The economist who thought up Nama has expressed alarm that the organisation has descended into an unfocused debt collection agency.

Peter Bacon, who was tasked by Brian Lenihan, then finance minister, to recommend a solution to the banking sector’s solvency and liquidity crisis, warned the agency needed a change of direction.

He said its emphasis on turning an “accounting profit” was “meaningless” as it had taken properties off the hands of banks and developers at rock-bottom prices in the first place.

Mr Bacon questioned why the agency was selling off prime London “trophy assets” instead of developing them for the long-term interests of taxpayers.
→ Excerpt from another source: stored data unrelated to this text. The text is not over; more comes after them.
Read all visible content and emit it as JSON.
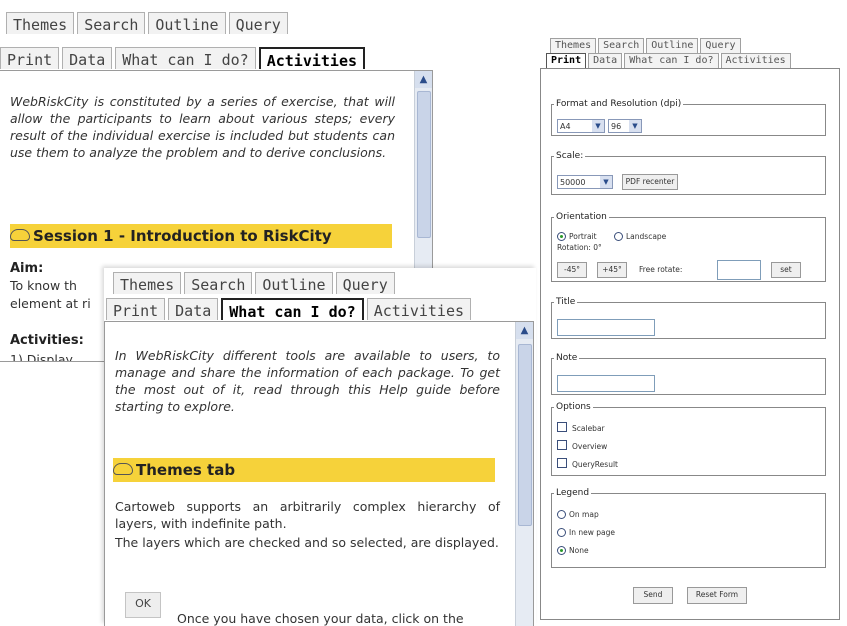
{
  "panel_activities": {
    "tabs_row1": [
      "Themes",
      "Search",
      "Outline",
      "Query"
    ],
    "tabs_row2": [
      "Print",
      "Data",
      "What can I do?",
      "Activities"
    ],
    "active_tab": "Activities",
    "intro": "WebRiskCity is constituted by a series of exercise, that will allow the participants to learn about various steps; every result of the individual exercise is included but students can use them to analyze the problem and to derive conclusions.",
    "session_title": "Session 1 - Introduction to RiskCity",
    "aim_label": "Aim:",
    "aim_text_1": "To know th",
    "aim_text_2": "element at ri",
    "activities_label": "Activities:",
    "activities_item": "1) Display"
  },
  "panel_whatcanido": {
    "tabs_row1": [
      "Themes",
      "Search",
      "Outline",
      "Query"
    ],
    "tabs_row2": [
      "Print",
      "Data",
      "What can I do?",
      "Activities"
    ],
    "active_tab": "What can I do?",
    "intro": "In WebRiskCity different tools are available to users, to manage and share the information of each package. To get the most out of it, read through this Help guide before starting to explore.",
    "section_title": "Themes tab",
    "body_1": "Cartoweb supports an arbitrarily complex hierarchy of layers, with indefinite path.",
    "body_2": "The layers which are checked and so selected, are displayed.",
    "ok_button": "OK",
    "ok_text": "Once you have chosen your data, click on the"
  },
  "panel_print": {
    "tabs_row1": [
      "Themes",
      "Search",
      "Outline",
      "Query"
    ],
    "tabs_row2": [
      "Print",
      "Data",
      "What can I do?",
      "Activities"
    ],
    "active_tab": "Print",
    "format_legend": "Format and Resolution (dpi)",
    "format_value": "A4",
    "dpi_value": "96",
    "scale_legend": "Scale:",
    "scale_value": "50000",
    "pdf_button": "PDF recenter",
    "orientation_legend": "Orientation",
    "portrait_label": "Portrait",
    "landscape_label": "Landscape",
    "rotation_text": "Rotation: 0°",
    "rot_btn_1": "-45°",
    "rot_btn_2": "+45°",
    "free_rotate_label": "Free rotate:",
    "set_button": "set",
    "title_legend": "Title",
    "note_legend": "Note",
    "options_legend": "Options",
    "options": [
      "Scalebar",
      "Overview",
      "QueryResult"
    ],
    "legend_legend": "Legend",
    "legend_options": [
      "On map",
      "In new page",
      "None"
    ],
    "legend_selected": "None",
    "send_button": "Send",
    "reset_button": "Reset Form"
  },
  "colors": {
    "session_bar": "#f6d23a",
    "border": "#9a9a9a"
  }
}
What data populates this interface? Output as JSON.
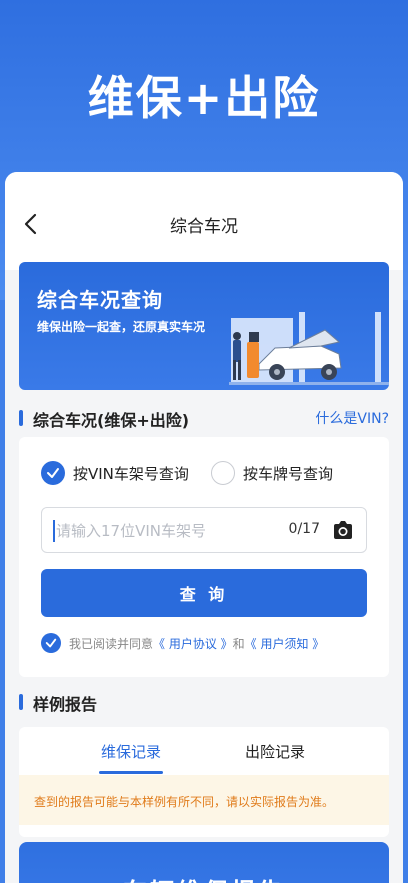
{
  "promo": {
    "title": "维保+出险"
  },
  "nav": {
    "title": "综合车况"
  },
  "banner": {
    "title": "综合车况查询",
    "subtitle": "维保出险一起查，还原真实车况"
  },
  "query_section": {
    "title": "综合车况(维保+出险)",
    "vin_help_link": "什么是VIN?"
  },
  "form": {
    "options": [
      {
        "label": "按VIN车架号查询",
        "selected": true
      },
      {
        "label": "按车牌号查询",
        "selected": false
      }
    ],
    "vin_input": {
      "value": "",
      "placeholder": "请输入17位VIN车架号",
      "counter": "0/17"
    },
    "submit_label": "查 询",
    "agreement": {
      "prefix": "我已阅读并同意",
      "link1": "《 用户协议 》",
      "conj": "和",
      "link2": "《 用户须知 》",
      "checked": true
    }
  },
  "sample_section": {
    "title": "样例报告"
  },
  "sample_tabs": {
    "tabs": [
      {
        "label": "维保记录",
        "active": true
      },
      {
        "label": "出险记录",
        "active": false
      }
    ],
    "notice": "查到的报告可能与本样例有所不同，请以实际报告为准。"
  },
  "bottom_card": {
    "title": "车辆维保报告"
  },
  "colors": {
    "primary": "#2a6bdc",
    "notice_bg": "#fdf6e6",
    "notice_text": "#e07b1a"
  }
}
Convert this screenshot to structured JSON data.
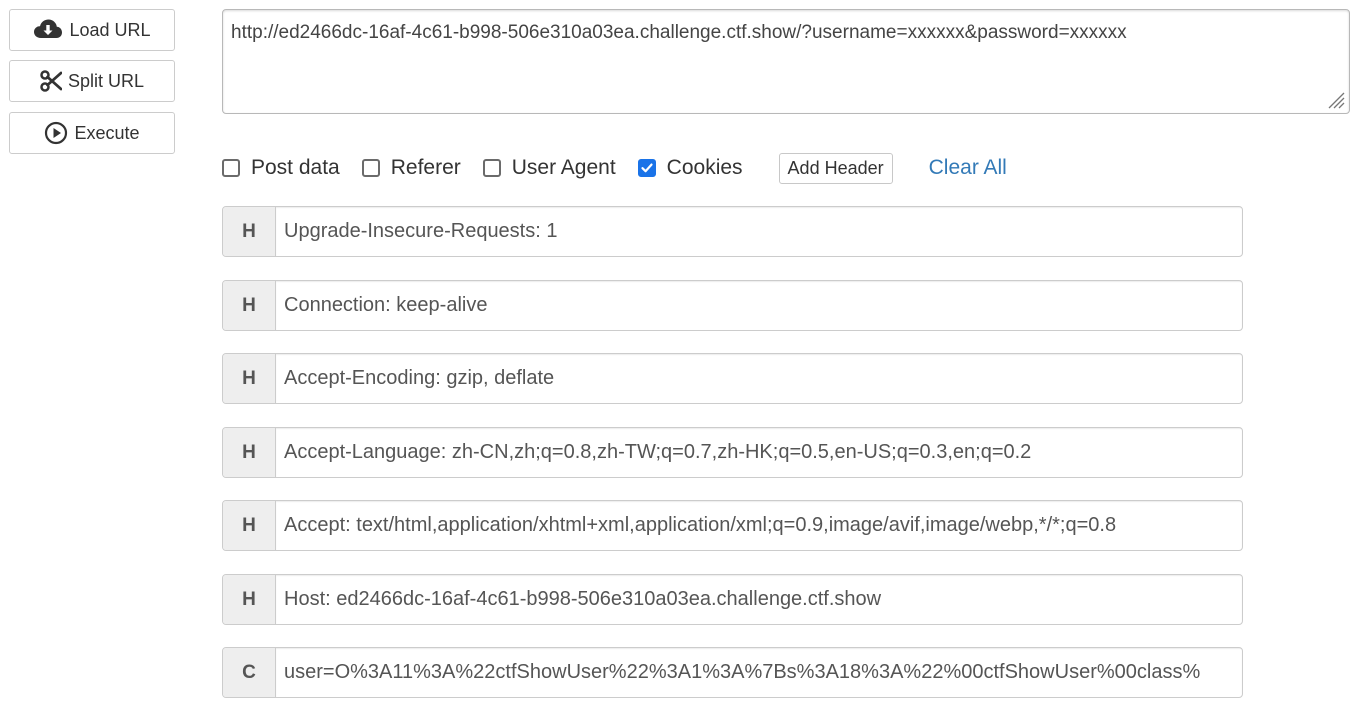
{
  "side_buttons": {
    "load_url": "Load URL",
    "split_url": "Split URL",
    "execute": "Execute"
  },
  "url": "http://ed2466dc-16af-4c61-b998-506e310a03ea.challenge.ctf.show/?username=xxxxxx&password=xxxxxx",
  "options": [
    {
      "label": "Post data",
      "checked": false
    },
    {
      "label": "Referer",
      "checked": false
    },
    {
      "label": "User Agent",
      "checked": false
    },
    {
      "label": "Cookies",
      "checked": true
    }
  ],
  "add_header_label": "Add Header",
  "clear_all_label": "Clear All",
  "colors": {
    "accent": "#1a73e8",
    "link": "#337ab7"
  },
  "headers": [
    {
      "tag": "H",
      "value": "Upgrade-Insecure-Requests: 1"
    },
    {
      "tag": "H",
      "value": "Connection: keep-alive"
    },
    {
      "tag": "H",
      "value": "Accept-Encoding: gzip, deflate"
    },
    {
      "tag": "H",
      "value": "Accept-Language: zh-CN,zh;q=0.8,zh-TW;q=0.7,zh-HK;q=0.5,en-US;q=0.3,en;q=0.2"
    },
    {
      "tag": "H",
      "value": "Accept: text/html,application/xhtml+xml,application/xml;q=0.9,image/avif,image/webp,*/*;q=0.8"
    },
    {
      "tag": "H",
      "value": "Host: ed2466dc-16af-4c61-b998-506e310a03ea.challenge.ctf.show"
    },
    {
      "tag": "C",
      "value": "user=O%3A11%3A%22ctfShowUser%22%3A1%3A%7Bs%3A18%3A%22%00ctfShowUser%00class%"
    }
  ]
}
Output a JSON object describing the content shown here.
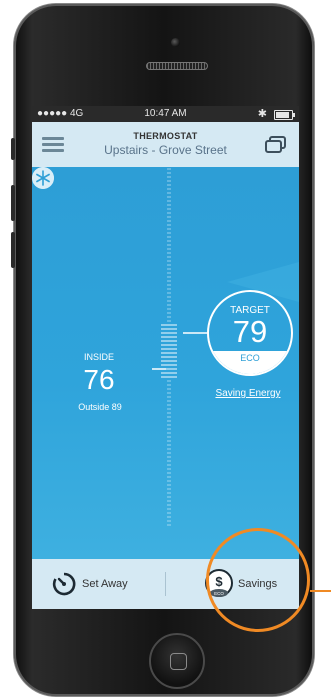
{
  "status_bar": {
    "carrier": "●●●●● 4G",
    "time": "10:47 AM",
    "bluetooth": "✱"
  },
  "header": {
    "title": "THERMOSTAT",
    "subtitle": "Upstairs - Grove Street"
  },
  "inside": {
    "label": "INSIDE",
    "temp": "76",
    "outside": "Outside 89"
  },
  "target": {
    "label": "TARGET",
    "temp": "79",
    "eco": "ECO"
  },
  "saving_link": "Saving Energy",
  "bottom": {
    "set_away": "Set Away",
    "savings": "Savings",
    "savings_symbol": "$",
    "savings_badge": "ECO"
  },
  "colors": {
    "accent": "#2e9fd6",
    "header_bg": "#d5e9f3",
    "highlight": "#f08a24"
  },
  "icons": [
    "menu-icon",
    "device-icon",
    "snowflake-icon",
    "timer-icon",
    "dollar-eco-icon",
    "home-button"
  ]
}
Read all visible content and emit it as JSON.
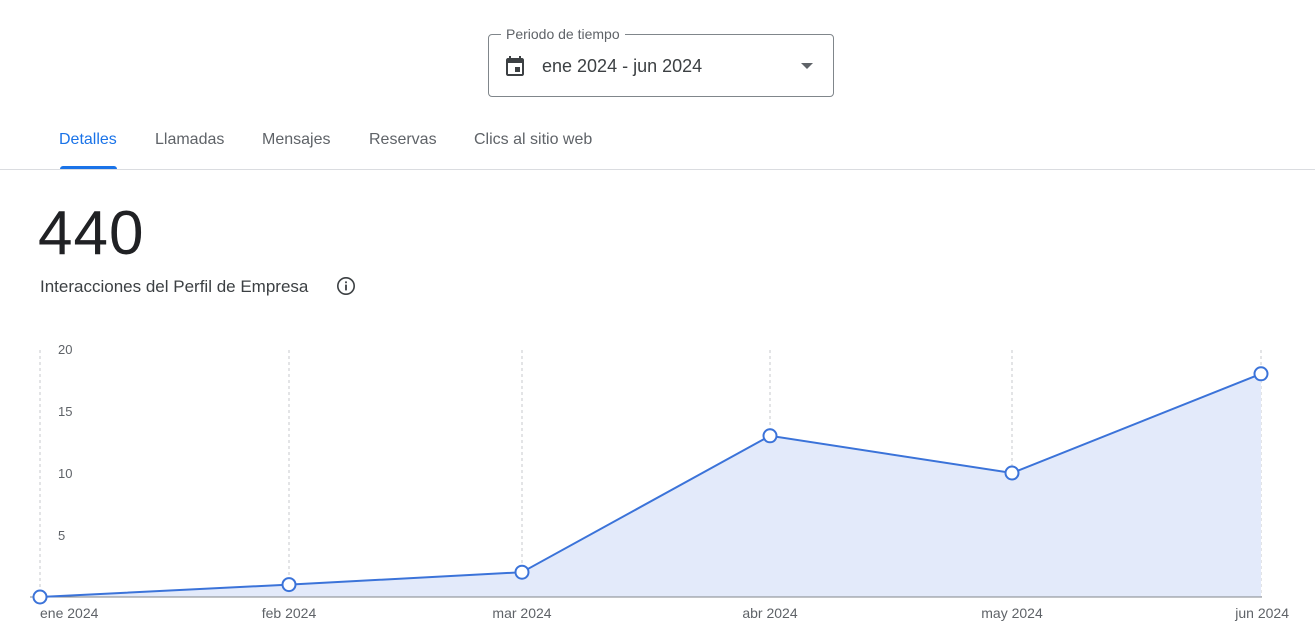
{
  "period_selector": {
    "legend": "Periodo de tiempo",
    "value": "ene 2024 - jun 2024",
    "icon": "calendar-icon"
  },
  "tabs": [
    {
      "label": "Detalles",
      "active": true
    },
    {
      "label": "Llamadas",
      "active": false
    },
    {
      "label": "Mensajes",
      "active": false
    },
    {
      "label": "Reservas",
      "active": false
    },
    {
      "label": "Clics al sitio web",
      "active": false
    }
  ],
  "summary": {
    "total": "440",
    "label": "Interacciones del Perfil de Empresa",
    "info_icon": "info-icon"
  },
  "colors": {
    "accent": "#1a73e8",
    "line": "#3b73d9",
    "area": "#e3eafa"
  },
  "chart_data": {
    "type": "area",
    "categories": [
      "ene 2024",
      "feb 2024",
      "mar 2024",
      "abr 2024",
      "may 2024",
      "jun 2024"
    ],
    "values": [
      0,
      1,
      2,
      13,
      10,
      18
    ],
    "yticks": [
      5,
      10,
      15,
      20
    ],
    "ylim": [
      0,
      20
    ],
    "grid": "vertical-dashed"
  }
}
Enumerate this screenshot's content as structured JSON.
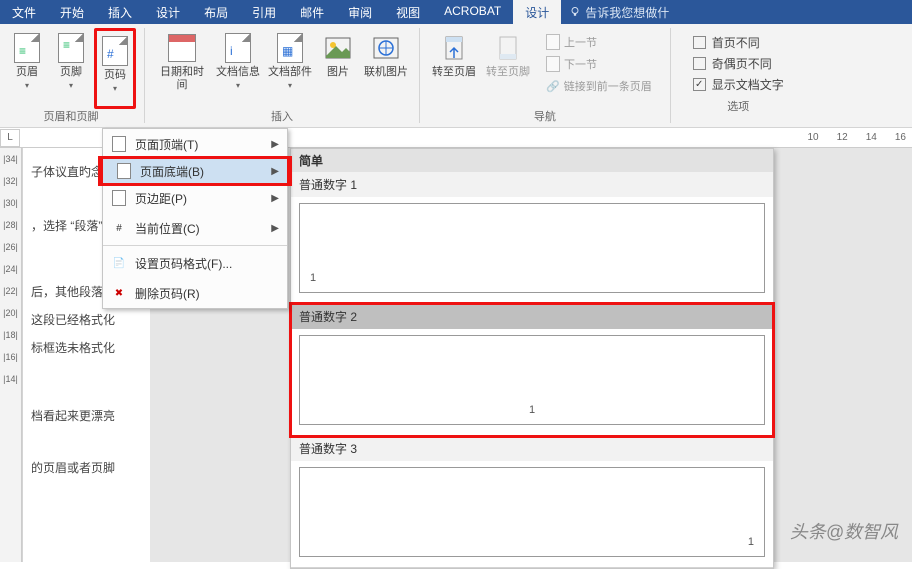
{
  "tabs": {
    "file": "文件",
    "home": "开始",
    "insert": "插入",
    "design": "设计",
    "layout": "布局",
    "references": "引用",
    "mail": "邮件",
    "review": "审阅",
    "view": "视图",
    "acrobat": "ACROBAT",
    "hf_design": "设计"
  },
  "tellme": "告诉我您想做什",
  "ribbon": {
    "header": "页眉",
    "footer": "页脚",
    "page_number": "页码",
    "datetime": "日期和时间",
    "docinfo": "文档信息",
    "docparts": "文档部件",
    "picture": "图片",
    "online_pic": "联机图片",
    "goto_header": "转至页眉",
    "goto_footer": "转至页脚",
    "prev": "上一节",
    "next": "下一节",
    "link_prev": "链接到前一条页眉",
    "diff_first": "首页不同",
    "diff_odd_even": "奇偶页不同",
    "show_doc_text": "显示文档文字"
  },
  "groups": {
    "hf": "页眉和页脚",
    "insert": "插入",
    "nav": "导航",
    "options": "选项"
  },
  "dropdown": {
    "top": "页面顶端(T)",
    "bottom": "页面底端(B)",
    "margins": "页边距(P)",
    "current": "当前位置(C)",
    "format": "设置页码格式(F)...",
    "remove": "删除页码(R)"
  },
  "gallery": {
    "section": "简单",
    "n1": "普通数字 1",
    "n2": "普通数字 2",
    "n3": "普通数字 3"
  },
  "ruler_L": "L",
  "ruler_right": [
    "10",
    "12",
    "14",
    "16"
  ],
  "ruler_v": [
    "|34|",
    "|32|",
    "|30|",
    "|28|",
    "|26|",
    "|24|",
    "|22|",
    "|20|",
    "|18|",
    "|16|",
    "|14|"
  ],
  "body_lines": [
    "子体议直旳念洧",
    "，选择 “段落”",
    "后，其他段落已",
    "这段已经格式化",
    "标框选未格式化",
    "档看起来更漂亮",
    "的页眉或者页脚"
  ],
  "watermark": "头条@数智风"
}
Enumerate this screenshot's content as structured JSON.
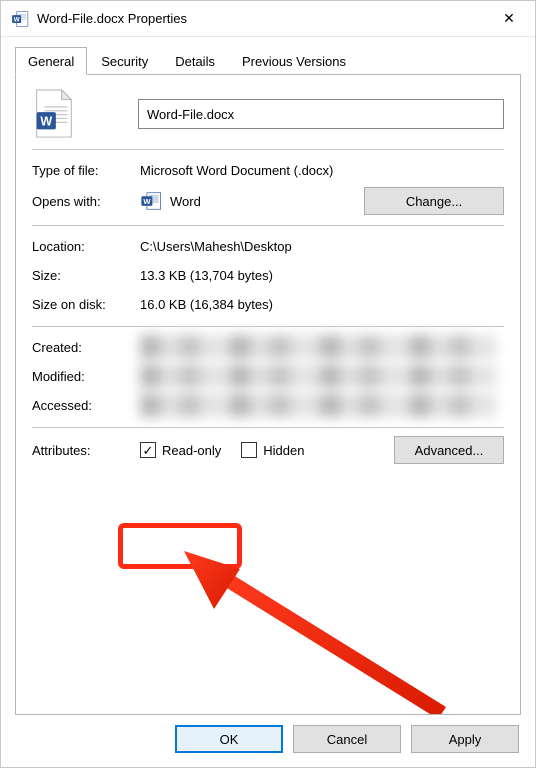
{
  "titlebar": {
    "title": "Word-File.docx Properties"
  },
  "tabs": {
    "t0": "General",
    "t1": "Security",
    "t2": "Details",
    "t3": "Previous Versions",
    "active": 0
  },
  "general": {
    "filename": "Word-File.docx",
    "type_label": "Type of file:",
    "type_value": "Microsoft Word Document (.docx)",
    "opens_label": "Opens with:",
    "opens_value": "Word",
    "change_btn": "Change...",
    "location_label": "Location:",
    "location_value": "C:\\Users\\Mahesh\\Desktop",
    "size_label": "Size:",
    "size_value": "13.3 KB (13,704 bytes)",
    "size_on_disk_label": "Size on disk:",
    "size_on_disk_value": "16.0 KB (16,384 bytes)",
    "created_label": "Created:",
    "modified_label": "Modified:",
    "accessed_label": "Accessed:",
    "attributes_label": "Attributes:",
    "readonly_label": "Read-only",
    "readonly_checked": true,
    "hidden_label": "Hidden",
    "hidden_checked": false,
    "advanced_btn": "Advanced..."
  },
  "buttons": {
    "ok": "OK",
    "cancel": "Cancel",
    "apply": "Apply"
  }
}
“Should you be selling them in bad markets or should you be holding onto them?” he asked on RTÉ.

Mr Bacon insisted Nama was not interested in getting the best, long-term return for the taxpayer, lacked sufficient property market expertise, and had become so big and complex that ministers were “afraid of it”.

Hitting back, Frank Daly, Nama chairman, branded critics such as Mr Bacon “naive”.

Insisting the agency was concerned with managing property portfolios, Mr Daly said: “I think it would be naive to think that we don’t have debts to collect on behalf of the Irish taxpayer as well.

“Our objective is to realise the potential of the assets, but let’s not be naive and say while doing that we can afford the debtors not to repay some of their debts.

“It’s probably the first time anybody would be criticising someone for making an operating profit.”

Mr Daly insisted Nama could not “just sit back” for decades and wait for markets to improve.

“We have a commitment to the troika — we have to get the best return for those assets as we go,” he said.

“We are not selling at firesale prices, we are selling where we can get a good return.”

Mr Daly stressed the agency had paid €32bn of taxpayers’ money to banks and needed to return €7.5bn by the end of next year.

He denied Nama was interested in helping distressed companies with loans and joint ventures.

“People have the notion you go into Nama and you’re finished; that is not true,” he said.

Mr Daly also denied that London assets were being sold off on the cheap and insisted he was “bemused” by Mr Bacon’s comments that the Government was frightened of Nama.

“I can assure you nothing could be further from the truth,” he said, stressing he met with ministers regularly and that Nama had been set up under a structure decided by the Oireachtas.